In the horror that was the Westgate Mall shooting in Kenya, where 75 died and hundreds more were wounded in a four day siege by Islamic terrorists, western journalists were quick to attach labels; in fact, it was the concern that Westerners were killed that sent them there in the first place.  Westgate was described as “an upscale mall frequented by wealthy Kenyans and foreigners; coffee cost $7 a cup (not true); a meal often a hundred dollars (not true).” An African journalist quipped, “Blessed are the poor for they don’t go to Westgate.” 

The truth emerged days later: the mall was frequented by the rich and the poor, Kenyans, Asians, Muslims, lots of children, foreigners.  This was not an attack of the poor upon the rich, but of crazed terrorists upon the innocent.

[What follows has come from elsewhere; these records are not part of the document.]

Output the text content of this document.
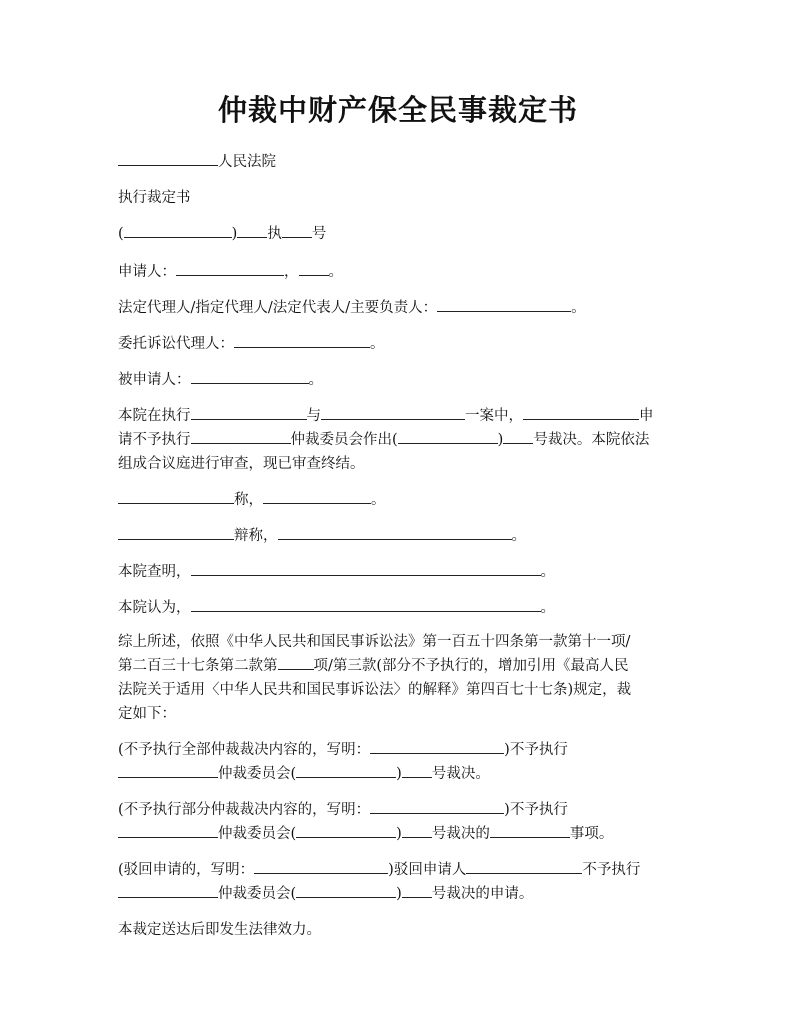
仲裁中财产保全民事裁定书

人民法院

执行裁定书

(	) 执 号

申请人：	， 。

法定代理人/指定代理人/法定代表人/主要负责人：	。

委托诉讼代理人：	。

被申请人：	。

本院在执行	与	一案中，	申
请不予执行	仲裁委员会作出(	) 号裁决。本院依法
组成合议庭进行审查，现已审查终结。

称，	。

辩称，	。

本院查明，	。

本院认为，	。

综上所述，依照《中华人民共和国民事诉讼法》第一百五十四条第一款第十一项/
第二百三十七条第二款第 项/第三款(部分不予执行的，增加引用《最高人民
法院关于适用〈中华人民共和国民事诉讼法〉的解释》第四百七十七条)规定，裁
定如下：

(不予执行全部仲裁裁决内容的，写明：	)不予执行
仲裁委员会(	) 号裁决。

(不予执行部分仲裁裁决内容的，写明：	)不予执行
仲裁委员会(	) 号裁决的	事项。

(驳回申请的，写明：	)驳回申请人	不予执行
仲裁委员会(	) 号裁决的申请。

本裁定送达后即发生法律效力。
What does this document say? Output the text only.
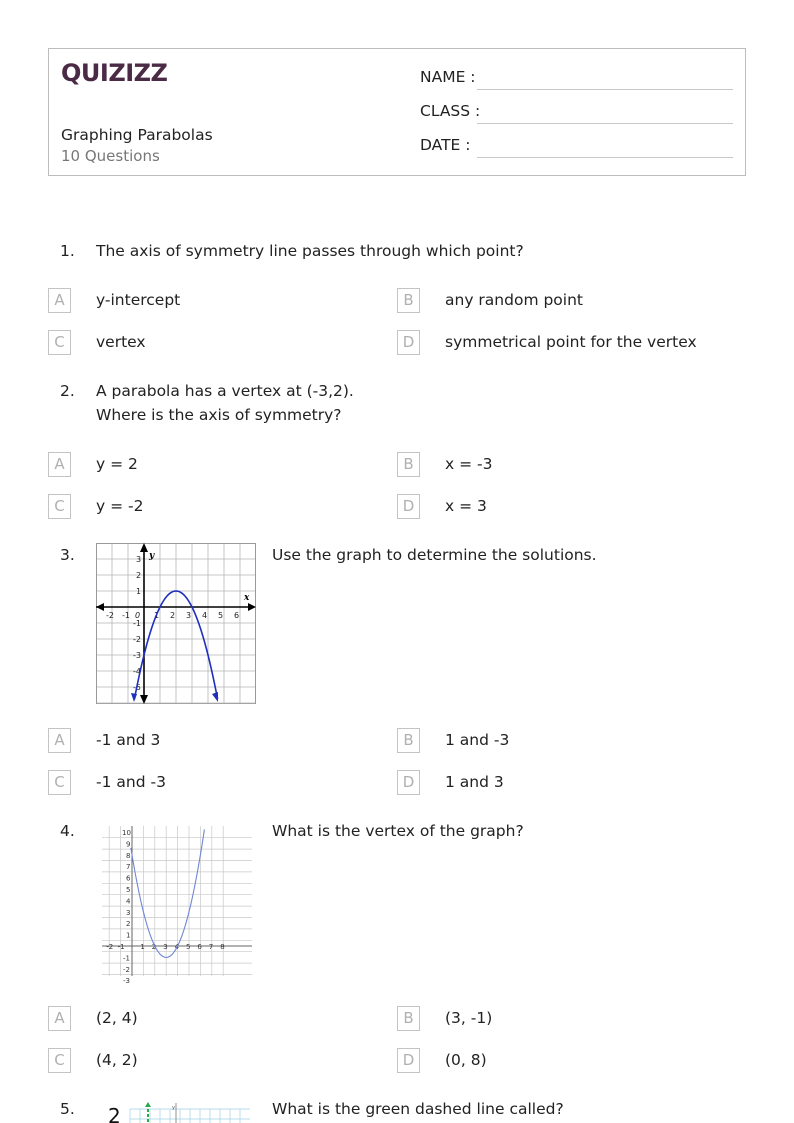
QUIZIZZ
Graphing Parabolas
10 Questions
NAME :
CLASS :
DATE :
1. The axis of symmetry line passes through which point?
A	y-intercept	B	any random point
C	vertex	D	symmetrical point for the vertex
2. A parabola has a vertex at (-3,2).
Where is the axis of symmetry?
A	y = 2	B	x = -3
C	y = -2	D	x = 3
3.
-2 -1 0 1 2 3 4 5 6
3
2
1
-1
-2
-3
-4
-5
y
x
Use the graph to determine the solutions.
A	-1 and 3	B	1 and -3
C	-1 and -3	D	1 and 3
4.
-2 -1 1 2 3 4 5 6 7 8
10
9
8
7
6
5
4
3
2
1
-1
-2
-3
What is the vertex of the graph?
A	(2, 4)	B	(3, -1)
C	(4, 2)	D	(0, 8)
5. 2	y	What is the green dashed line called?
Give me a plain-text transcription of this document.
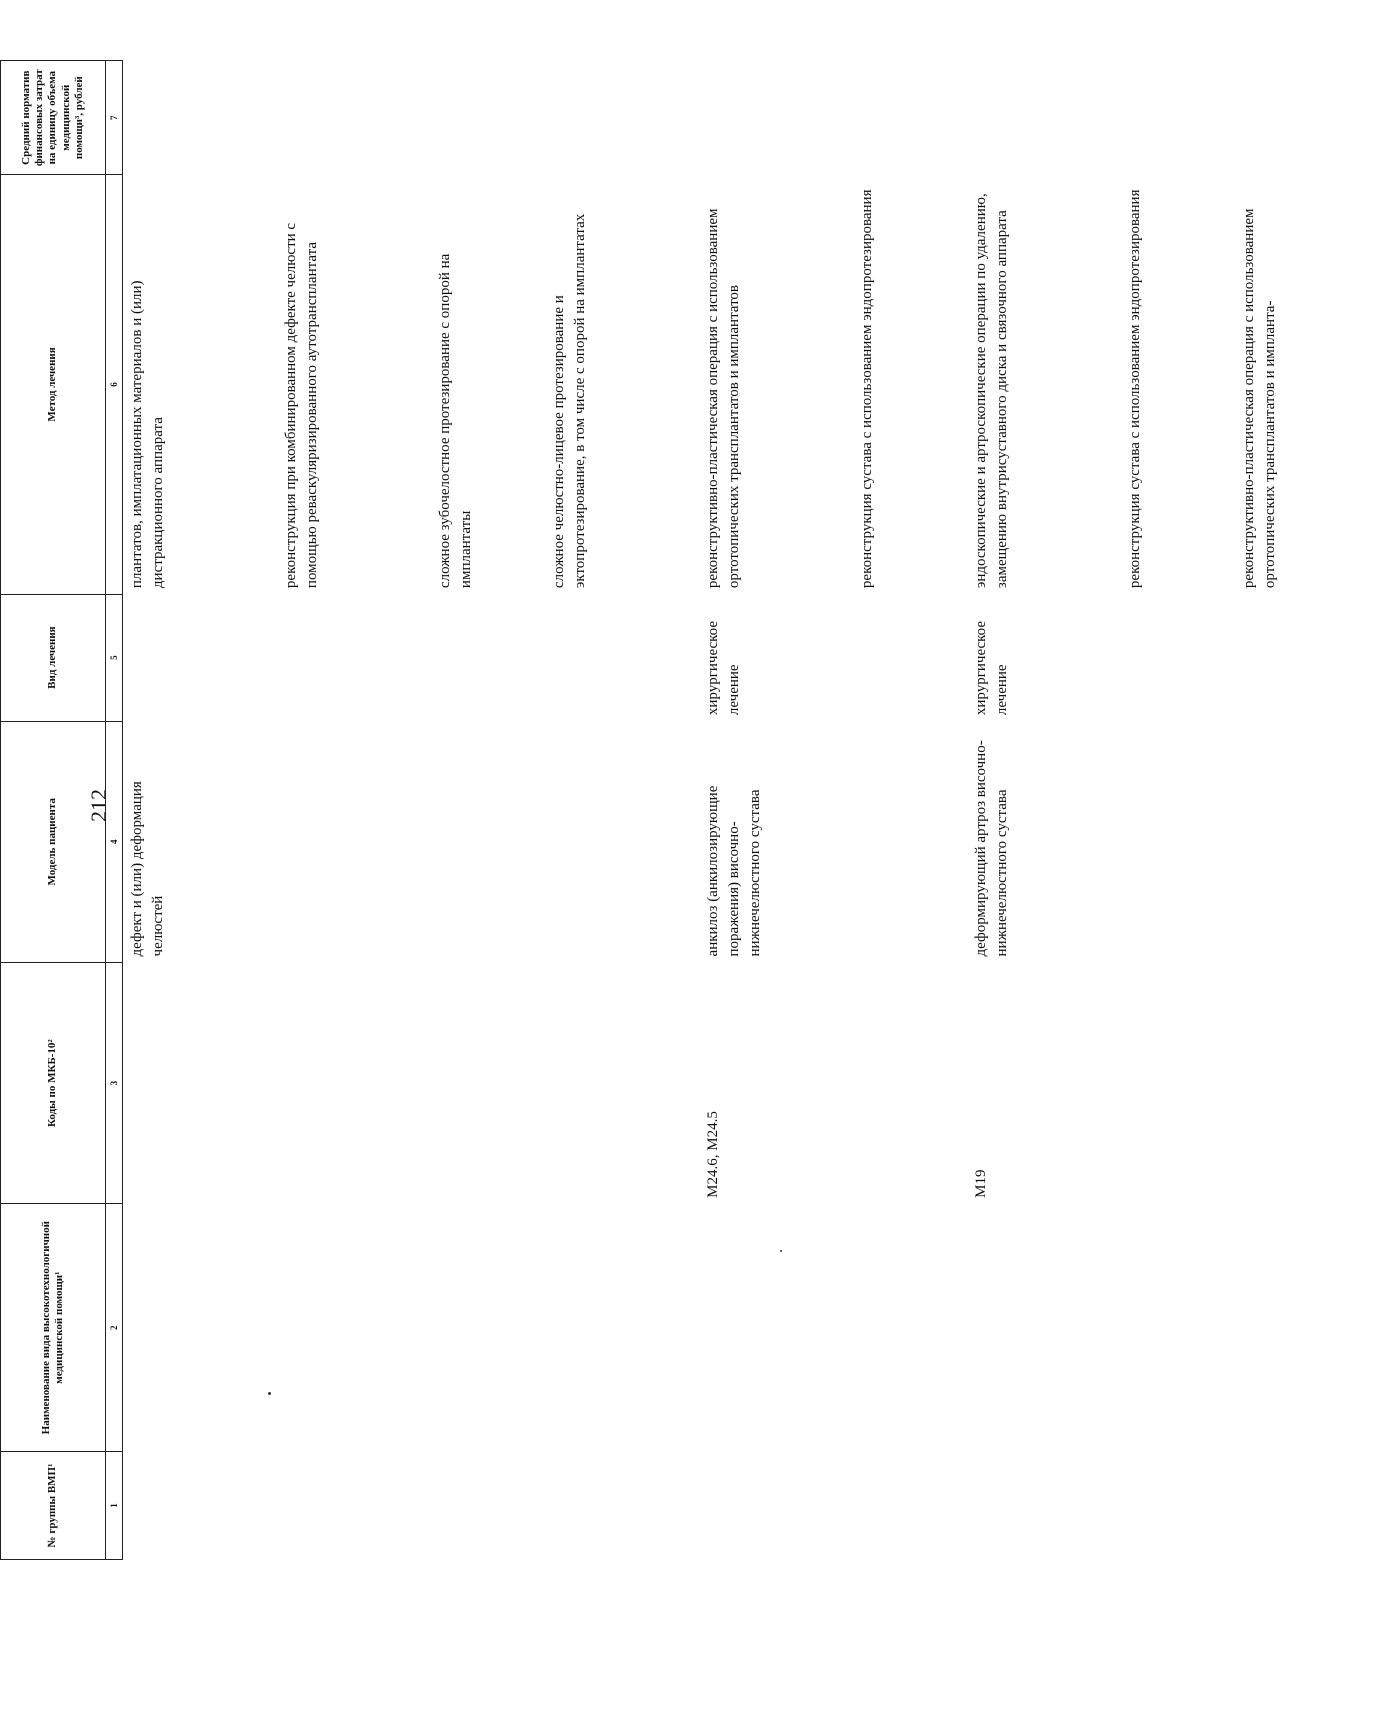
212
№ группы ВМП¹	Наименование вида высокотехнологичной медицинской помощи¹	Коды по МКБ-10²	Модель пациента	Вид лечения	Метод лечения	Средний норматив финансовых затрат на единицу объема медицинской помощи³, рублей
1	2	3	4	5	6	7
			дефект и (или) деформация челюстей		плантатов, имплатационных материалов и (или) дистракционного аппарата	
					реконструкция при комбинированном дефекте челюсти с помощью реваскуляризированного аутотрансплантата	
					сложное зубочелостное протезирование с опорой на имплантаты	
					сложное челюстно-лицевое протезирование и эктопротезирование, в том числе с опорой на имплантатах	
		M24.6, M24.5	анкилоз (анкилозирующие поражения) височно-нижнечелюстного сустава	хирургическое лечение	реконструктивно-пластическая операция с использованием ортотопических трансплантатов и имплантатов	
					реконструкция сустава с использованием эндопротезирования	
		M19	деформирующий артроз височно-нижнечелюстного сустава	хирургическое лечение	эндоскопические и артроскопические операции по удалению, замещению внутрисуставного диска и связочного аппарата	
					реконструкция сустава с использованием эндопротезирования	
					реконструктивно-пластическая операция с использованием ортотопических трансплантатов и импланта-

In the great leveler that is tragedy, black Africans were seen carrying wounded white children to safety; whites comforted black victims on stretchers.  Record-breaking lines to give blood formed at the Red Cross. The Associated Press reported this story: “A woman named Rafia Khan was huddled in a crawl space with her cousin and eight other people as gunmen roamed the building and shoot again and again into crowds of shoppers while they are hiding.  Word spreads by text messages that the shooters were allowing Muslims to leave—testing them by asking about their knowledge of Islam.  Khan and her cousin were the only Muslims among the group in the crawl space so they decide to teach the others – perfect strangers – to recite the Shahada –the short Arabic-language creed that proclaims there is only one God and Mohammed is his prophet.  Over and over, Khan whispered the words slowly and phonetically as if to children, while the others almost silently repeated them in hopes of saving their lives.  After several hours, the group was found and led to safety by Kenyan police.

No one is born a terrorist or a killer.  It takes a village of influences to create one and an absence of intervening forces, along with disconnection and isolation from more moderating factors.  Maybe no one is born a hero either but when well-loved can see beyond the boundaries of self, and with clear vision can see the humanity behind the iron gates.

In the Broadway musical “Wicked,” two girls are born who both become witches; at birth one girl is labeled good and the other wicked. At the end of the play, Glinda and Elphaba understand the gift their troubled friendship has been. The good witch Glinda sings to her nemesis at the finale:

I’ve heard it said

That people come into our lives for a reason

Bringing something we must learn

And we are led

To those who help us most to grow

If we let them

And we help them in return

Well, I don’t know if I believe that’s true

But I know I’m who I am today

Because of you.

Because I knew you…

I have been changed for good.”

 

                                       Amen.